2023-12-06 16:37:44

by Vitaly Kuznetsov

[permalink] [raw]
Subject: [PATCH RFC] x86/sev: Temporary disable CPU re-onlining for SEV-SNP

It was discovered that an attempt to re-online a CPU in a SEV-SNP enabled
instance in AWS leads to the immediate reboot upon SVM_VMGEXIT_AP_CREATE
VMGEXIT. While support for SEV-SNP in KVM is not yet upstream, it is
unclear whether the problem is guest related or if the hypervisor is not
handling the case correctly. Note, currently Linux doesn't do
SVM_VMGEXIT_AP_DESTROY upon CPU offlining but it is also not entirely clear
from the specification whether this is a must or a nice-to-have
action. When done prior to SVM_VMGEXIT_AP_CREATE on AWS, guest reboot is no
longer observed. Unfortunately, CPU still fails to come up ("CPU1 failed
to report alive state").

Note, SEV-SNP feature on Hyper-V uses a different CPU wakeup
path (see hv_snp_boot_ap() in arch/x86/hyperv/ivm.c) which uses a
hypercall. This one does not seem to have any issues with CPU re-onlining,
at least on publicly available Azure instances.

Signed-off-by: Vitaly Kuznetsov <[email protected]>
---
RFC: I'm using this silly patch (which makes the problem a bit less severe
though) to ask if there are plans to make this work, either on the host or
on the guest side. Thanks!
---
arch/x86/kernel/sev.c | 4 ++++
1 file changed, 4 insertions(+)

diff --git a/arch/x86/kernel/sev.c b/arch/x86/kernel/sev.c
index 70472eebe719..f7e56cae05c5 100644
--- a/arch/x86/kernel/sev.c
+++ b/arch/x86/kernel/sev.c
@@ -1005,6 +1005,10 @@ static int wakeup_cpu_via_vmgexit(u32 apic_id, unsigned long start_ip)

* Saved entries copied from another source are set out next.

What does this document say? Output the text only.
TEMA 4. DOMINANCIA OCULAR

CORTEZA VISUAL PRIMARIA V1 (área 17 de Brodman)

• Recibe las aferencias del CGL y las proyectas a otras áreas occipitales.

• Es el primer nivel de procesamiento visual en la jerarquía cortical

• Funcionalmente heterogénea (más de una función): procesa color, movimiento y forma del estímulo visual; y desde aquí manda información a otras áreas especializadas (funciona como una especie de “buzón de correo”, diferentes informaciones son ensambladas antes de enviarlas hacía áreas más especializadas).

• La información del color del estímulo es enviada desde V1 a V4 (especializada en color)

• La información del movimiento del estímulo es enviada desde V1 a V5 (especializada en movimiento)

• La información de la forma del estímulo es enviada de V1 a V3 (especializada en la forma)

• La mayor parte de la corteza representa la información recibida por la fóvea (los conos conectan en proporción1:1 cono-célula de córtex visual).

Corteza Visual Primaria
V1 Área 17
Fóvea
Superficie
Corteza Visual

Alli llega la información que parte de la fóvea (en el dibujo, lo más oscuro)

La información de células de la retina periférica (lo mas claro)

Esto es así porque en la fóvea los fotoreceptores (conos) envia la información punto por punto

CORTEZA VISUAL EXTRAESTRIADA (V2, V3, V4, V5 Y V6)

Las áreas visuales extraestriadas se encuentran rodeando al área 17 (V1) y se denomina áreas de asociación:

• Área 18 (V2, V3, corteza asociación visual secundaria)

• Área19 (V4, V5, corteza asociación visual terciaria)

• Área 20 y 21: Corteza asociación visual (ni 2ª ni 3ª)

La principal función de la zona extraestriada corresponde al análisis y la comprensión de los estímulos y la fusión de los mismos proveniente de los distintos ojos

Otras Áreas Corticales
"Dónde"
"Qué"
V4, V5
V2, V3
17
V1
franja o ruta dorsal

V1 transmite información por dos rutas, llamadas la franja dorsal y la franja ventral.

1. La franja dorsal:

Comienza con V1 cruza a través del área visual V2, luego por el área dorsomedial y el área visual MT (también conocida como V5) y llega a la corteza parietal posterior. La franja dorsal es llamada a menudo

cur_vmsa = per_cpu(sev_vmsa, cpu);

+ /* Re-onlining CPUs is currently unsupported */
+ if (cur_vmsa)
+ return -EOPNOTSUPP;
+
/*
* A new VMSA is created each time because there is no guarantee that
* the current VMSA is the kernels or that the vCPU is not running. If
--
2.43.0